Haman is first introduced in 3:1, as an Agagite. Agag was an Amalekite king (1 Sam. 15:8). The Amalekites first appear in Exod. 17:8–16, where they attack the traveling Israelites at Rephidim. They reappear in 1 Samuel 15, where Saul is instructed by God to destroy them completely, including livestock and goods, because they had opposed Israel as they came up from Egypt (vv. 2–3). Saul and his army kill most of the Amalekites, but they spare Agag the king, and they take the best of their animals as plunder (v. 9). Other Amalekites were apparently spared as well (cf. 1 Sam. 30:1; 1 Chron. 4:43). Because of his disobedience, Saul is ultimately rejected by God as king over Israel (v. 23).

In Esther, then, the Agagite label designates Haman as one of the Jews’ perpetual enemies (cf. 3:10). It is no surprise to the informed reader that he plots to annihilate the Jews. Furthermore, all those who plan to participate in the Jews’ demise at Haman’s instigation are also labeled the Jews’ enemies (8:13; 9:1, 5, 16, 22). It is as if the Israelites are about to be attacked by the “Amalekites” once again and on a grand scale.

However, the introduction of Mordecai in 2:5 is also significant.

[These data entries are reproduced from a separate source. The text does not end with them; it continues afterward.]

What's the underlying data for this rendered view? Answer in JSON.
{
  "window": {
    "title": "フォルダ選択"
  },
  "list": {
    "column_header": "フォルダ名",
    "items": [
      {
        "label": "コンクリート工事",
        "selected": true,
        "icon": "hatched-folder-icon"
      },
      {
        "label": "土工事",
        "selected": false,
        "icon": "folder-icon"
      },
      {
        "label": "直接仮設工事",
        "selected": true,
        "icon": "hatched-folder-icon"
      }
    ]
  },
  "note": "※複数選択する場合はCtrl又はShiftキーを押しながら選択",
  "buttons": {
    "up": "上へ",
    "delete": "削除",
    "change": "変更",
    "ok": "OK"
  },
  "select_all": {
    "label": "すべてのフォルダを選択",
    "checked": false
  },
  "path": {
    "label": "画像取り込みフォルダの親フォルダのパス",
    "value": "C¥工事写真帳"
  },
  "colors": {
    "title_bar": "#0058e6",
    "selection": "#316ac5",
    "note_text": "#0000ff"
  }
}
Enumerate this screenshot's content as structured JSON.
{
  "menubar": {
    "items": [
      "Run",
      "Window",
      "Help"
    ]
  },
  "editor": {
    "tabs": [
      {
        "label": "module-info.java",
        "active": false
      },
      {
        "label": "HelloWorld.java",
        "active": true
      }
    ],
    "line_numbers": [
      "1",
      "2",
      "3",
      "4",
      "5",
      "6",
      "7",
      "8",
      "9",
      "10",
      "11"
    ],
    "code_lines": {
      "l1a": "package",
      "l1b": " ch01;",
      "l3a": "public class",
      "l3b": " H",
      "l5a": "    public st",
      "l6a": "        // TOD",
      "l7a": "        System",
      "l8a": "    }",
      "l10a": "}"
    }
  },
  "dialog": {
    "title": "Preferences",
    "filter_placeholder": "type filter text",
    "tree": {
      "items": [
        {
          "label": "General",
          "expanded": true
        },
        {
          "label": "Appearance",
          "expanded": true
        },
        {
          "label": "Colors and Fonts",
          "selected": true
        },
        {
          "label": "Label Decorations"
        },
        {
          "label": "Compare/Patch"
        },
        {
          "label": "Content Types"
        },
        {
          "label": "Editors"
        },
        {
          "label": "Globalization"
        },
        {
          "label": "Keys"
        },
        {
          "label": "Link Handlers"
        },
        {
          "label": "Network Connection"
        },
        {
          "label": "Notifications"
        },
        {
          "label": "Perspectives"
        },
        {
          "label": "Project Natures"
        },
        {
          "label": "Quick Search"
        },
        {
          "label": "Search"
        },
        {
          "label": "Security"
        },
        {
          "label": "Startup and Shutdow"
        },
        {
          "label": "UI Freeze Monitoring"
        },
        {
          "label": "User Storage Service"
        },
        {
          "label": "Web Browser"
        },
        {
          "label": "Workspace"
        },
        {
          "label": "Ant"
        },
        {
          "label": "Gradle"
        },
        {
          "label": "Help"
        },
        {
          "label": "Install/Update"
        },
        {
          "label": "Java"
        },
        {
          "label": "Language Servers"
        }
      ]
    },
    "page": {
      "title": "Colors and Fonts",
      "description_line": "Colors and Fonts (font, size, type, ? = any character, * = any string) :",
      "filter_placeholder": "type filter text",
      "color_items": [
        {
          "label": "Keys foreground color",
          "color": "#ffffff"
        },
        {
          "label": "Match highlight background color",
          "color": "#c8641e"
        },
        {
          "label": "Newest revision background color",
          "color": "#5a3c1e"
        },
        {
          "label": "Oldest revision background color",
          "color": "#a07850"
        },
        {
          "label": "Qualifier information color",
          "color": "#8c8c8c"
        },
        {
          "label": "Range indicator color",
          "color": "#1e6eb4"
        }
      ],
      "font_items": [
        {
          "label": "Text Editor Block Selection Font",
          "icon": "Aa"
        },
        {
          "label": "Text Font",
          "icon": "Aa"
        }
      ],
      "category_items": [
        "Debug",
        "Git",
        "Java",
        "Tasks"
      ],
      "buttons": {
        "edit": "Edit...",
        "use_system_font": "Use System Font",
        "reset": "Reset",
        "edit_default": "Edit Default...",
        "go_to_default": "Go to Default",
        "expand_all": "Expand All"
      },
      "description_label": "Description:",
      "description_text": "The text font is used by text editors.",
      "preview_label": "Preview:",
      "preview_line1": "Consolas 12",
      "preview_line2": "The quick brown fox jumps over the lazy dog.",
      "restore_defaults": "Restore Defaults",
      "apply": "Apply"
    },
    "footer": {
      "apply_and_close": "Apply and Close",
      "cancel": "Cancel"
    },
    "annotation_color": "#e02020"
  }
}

He is identified as a descendant of Kish, which makes him a member of the same family as Saul (1 Sam. 9:1–2). In the king’s name, he instructs the Jews to defend themselves against their aggressors (Est. 8:10–11). In effect, it is Saul vs. Agag, round two.

Against this background, the heavy casualties inflicted by the Jews have theological significance. They are seizing the opportunity to carry out God’s judgment against their attackers. This also explains why they are careful to avoid taking plunder (9:10, 15, 16). They are following the pattern laid out by God in 1 Samuel 15. The teaching that emerges from the text is that when God’s people faithfully obey him, they participate in the process of putting an end to ongoing evil.

Some of the message of the books of Ezra, Nehemiah, and Esther lies on the surface, but some of it can only be accessed with the help of historical background.


[1] The Stone Monument of Esarhaddon, in Daniel D. Luckenbill, Historical Records of Assyria from Sargon to the End, Vol. 2 (Chicago: University of Chicago Press, 1927), 242-44.